Bütün denetim mekanizmaları yok edilmiştir. Yürütmeyi denetleyecek hiçbir güç ve ya erk kalmamıştır. Tam tersi Yasama bütünü ile Yürütmenin emrine girmiştir. Bu yetkiler ile yasamanın yürütme karşısında bağımsız durabilmesinin imkânları tamamen yok edilmiştir. Artık yürütmenin emrinde bir Yasama ve Yürütmenin emrinde bir Yargı ile vatandaş karşı karşıya bırakılmıştır.
Bu değişiklik gerçekleştiği takdirde Anayasal bir hukuk devleti olmamız hiçbir şekilde mümkün olmayacaktır. Demokratik Laik Sosyal Hukuk devleti, bu değişiklik ile tamamen ortadan kaldırılacak, dokunulamaz dedikleri maddeler kâğıt üzerinde kalacaktır. Yürütmenin istediği dini teokratik bir yönetim hâkim olacak hiçbir güç tarafından denetlenemeyecektir. Türk tipi başkanlık dedikleri bu olsa gerek.
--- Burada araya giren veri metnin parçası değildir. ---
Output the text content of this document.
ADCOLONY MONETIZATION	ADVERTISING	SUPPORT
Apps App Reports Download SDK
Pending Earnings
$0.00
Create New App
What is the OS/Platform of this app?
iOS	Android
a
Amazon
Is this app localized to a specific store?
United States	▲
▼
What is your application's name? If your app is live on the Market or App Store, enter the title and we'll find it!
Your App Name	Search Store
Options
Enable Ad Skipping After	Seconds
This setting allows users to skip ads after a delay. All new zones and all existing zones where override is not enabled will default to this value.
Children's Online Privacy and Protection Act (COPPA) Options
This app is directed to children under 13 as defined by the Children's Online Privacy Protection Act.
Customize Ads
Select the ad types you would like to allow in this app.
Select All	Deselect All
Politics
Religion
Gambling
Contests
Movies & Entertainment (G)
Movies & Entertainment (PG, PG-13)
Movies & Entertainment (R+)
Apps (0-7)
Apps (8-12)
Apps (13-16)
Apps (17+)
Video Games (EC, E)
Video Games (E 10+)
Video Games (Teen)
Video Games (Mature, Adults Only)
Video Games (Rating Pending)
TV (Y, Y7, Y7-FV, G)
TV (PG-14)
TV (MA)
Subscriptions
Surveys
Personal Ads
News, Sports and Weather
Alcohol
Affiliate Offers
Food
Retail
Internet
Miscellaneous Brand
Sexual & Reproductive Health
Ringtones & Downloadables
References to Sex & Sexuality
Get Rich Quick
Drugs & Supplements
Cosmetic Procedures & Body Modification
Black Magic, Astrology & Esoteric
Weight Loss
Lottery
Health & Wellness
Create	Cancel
Anayasanın bu şekilde değiştirilmesi Cumhuriyet sistemini, hukuk devletini ve denetimi mekanizmasını ortadan kaldıracağından avukatlık mesleği de bununla birlikte yok olacaktır. Bu nedenle değişiklik teklifini doğru bulmuyoruz. Anayasa değişikliği ve cumhurbaşkanlığı sistemine HAYIR diyoruz.